Explaining the objectives of her Bill, Ms Cooper said: “I want to finally recognise BSL in statute, not just a gesture, but a law which requires positive action from the Government, with real progress putting deaf people on an equal footing with those of us who hear.
“For every deaf person like my parents, who’ve been ignored, misunderstood or even treated as unintelligent for simply relying on BSL, this recognition will be clear and will be a message that their language is equal and should be treated as equal.”
The MP thanked Strictly winner Ms Ayling-Ellis, saying: “Clearly, much of the awareness is due to Rose Ayling-Ellis in Strictly, she proved what my dad always says ‘deaf people can do anything, even the impossible’, such as winning Strictly when you can’t hear the music.
“That 10-second glimpse she gave the hearing world into deafness when the music stopped was truly momentous.
“People became aware and interested in BSL like never before. I know we have much support across the House, so let me say this Bill isn’t about politics. After more than 230 years, this Bill is about doing the right thing.”
Using BSL at the same time, Ms Cooper said: “So, in closing, I’d like to say to the minister, thank you for supporting this Bill. Thank you.”

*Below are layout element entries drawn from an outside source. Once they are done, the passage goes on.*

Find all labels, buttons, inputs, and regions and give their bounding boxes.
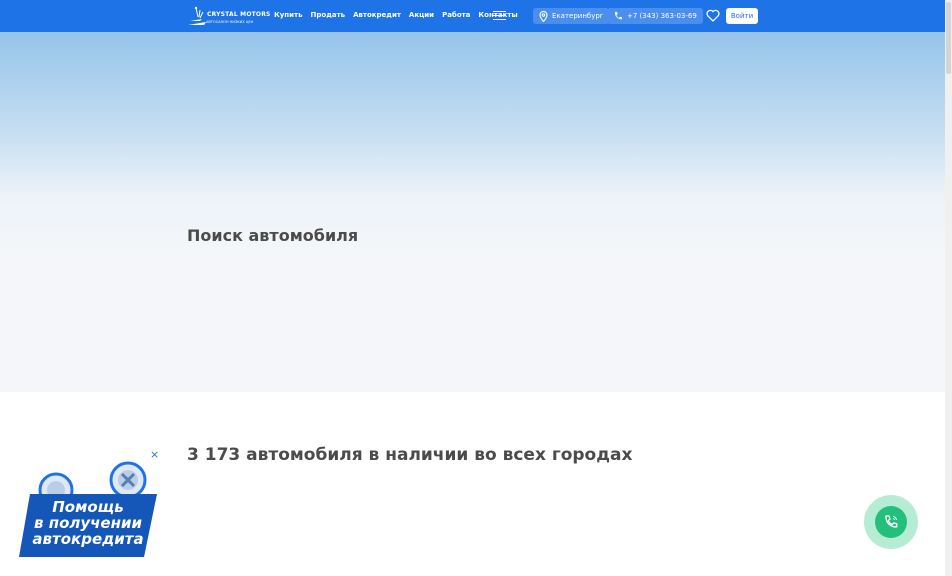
phone-call-icon — [885, 515, 898, 528]
main-nav: Купить Продать Автокредит Акции Работа К… — [274, 11, 518, 19]
phone-number: +7 (343) 363-03-69 — [627, 12, 697, 20]
city-selector[interactable]: Екатеринбург — [533, 8, 610, 24]
heart-icon[interactable] — [706, 9, 720, 22]
crystal-motors-logo[interactable]: CRYSTAL MOTORS АВТОСАЛОН НИЗКИХ ЦЕН — [187, 5, 270, 27]
nav-credit[interactable]: Автокредит — [353, 11, 401, 19]
location-pin-icon — [539, 10, 548, 22]
page-scrollbar[interactable] — [945, 0, 952, 576]
menu-icon[interactable] — [493, 11, 506, 20]
promo-text[interactable]: Помощь в получении автокредита — [18, 499, 158, 547]
nav-promotions[interactable]: Акции — [409, 11, 434, 19]
promo-line-1: Помощь — [52, 498, 124, 516]
city-label: Екатеринбург — [552, 12, 604, 20]
nav-jobs[interactable]: Работа — [442, 11, 470, 19]
phone-icon — [614, 12, 622, 20]
close-promo-icon[interactable]: × — [150, 449, 159, 460]
nav-sell[interactable]: Продать — [311, 11, 346, 19]
logo-name: CRYSTAL MOTORS — [207, 11, 271, 18]
nav-buy[interactable]: Купить — [274, 11, 303, 19]
site-header: CRYSTAL MOTORS АВТОСАЛОН НИЗКИХ ЦЕН Купи… — [0, 0, 945, 32]
phone-button[interactable]: +7 (343) 363-03-69 — [607, 8, 703, 24]
inventory-count-heading: 3 173 автомобиля в наличии во всех город… — [187, 445, 633, 465]
promo-line-3: автокредита — [32, 530, 144, 548]
hero-banner: Поиск автомобиля — [0, 32, 945, 392]
logo-tagline: АВТОСАЛОН НИЗКИХ ЦЕН — [206, 20, 254, 24]
login-button[interactable]: Войти — [726, 8, 758, 24]
scrollbar-thumb[interactable] — [946, 2, 951, 74]
promo-line-2: в получении — [33, 514, 142, 532]
page-title: Поиск автомобиля — [187, 226, 359, 245]
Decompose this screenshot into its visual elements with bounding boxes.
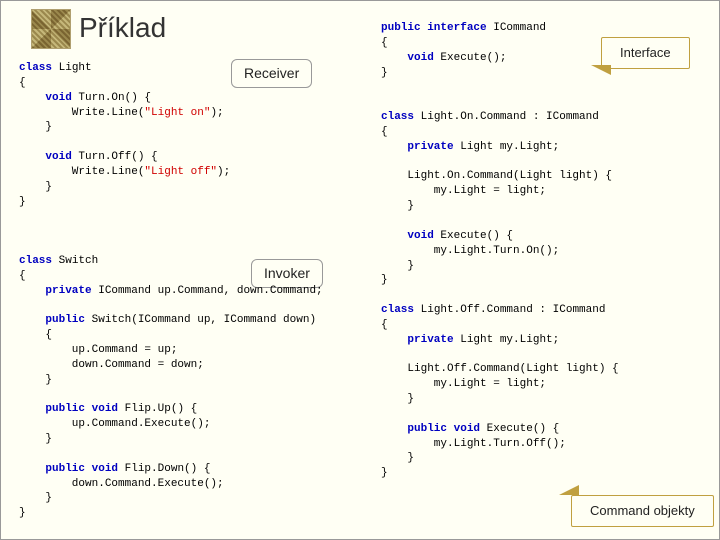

Conservative former cabinet minister Robert Buckland thanked Labour MP Ms Cooper “from the bottom of my heart” for bringing the suggested change forward.
“Let’s not forget the thousands of people with learning difficulties, who use BSL, including members of my family. On her behalf, may I thank her? Thank you from the bottom of my heart,” he said.
Confirming Government support, Work and Pensions minister Chloe Smith insisted the Bill will make a “tangible difference” in deaf people’s every day life.
She said: “This is a national moment because we have seen in popular culture, throughout the autumn, the inspirational success of Rose Ayling-Ellis on Strictly Come Dancing.
“From that we have seen the interest of BSL is on the rise. This Bill is an important next step, we want to seize that moment to help improve the lives of deaf people and those closest to them. It’s a crucial step and it is going to make a tangible difference in deaf people’s every day life, including by listening to deaf people about how that should be done.”
Speaking before the Bill’s second reading, Ms Ayling-Ellis, 27, told The Big Issue: “If it becomes an official language, which we’ve been fighting for all these years, it will be so emotional for us.
“Because of the massive interest in BSL recently, a lot of people don’t realise how much of a fight the deaf community have had.”
Susan Daniels, chief executive of the National Deaf Children’s Society, welcomed the Bill passing its second reading, noting “this is a historic day for British Sign Language users everywhere”.
She said: “With their language now well on the way to being recognised in law, they can feel jubilant, valued and optimistic about the future.”
David Buxton, chairman of the British Deaf Association, echoed Ms Daniels, saying this Bill has been “19 years in the making”.
He added: “I now call upon ministers and MPs to do everything they can to get the British Sign Language Bill to Royal Assent in this parliamentary session.”
The Bill will now undergo further parliamentary scrutiny at a later date.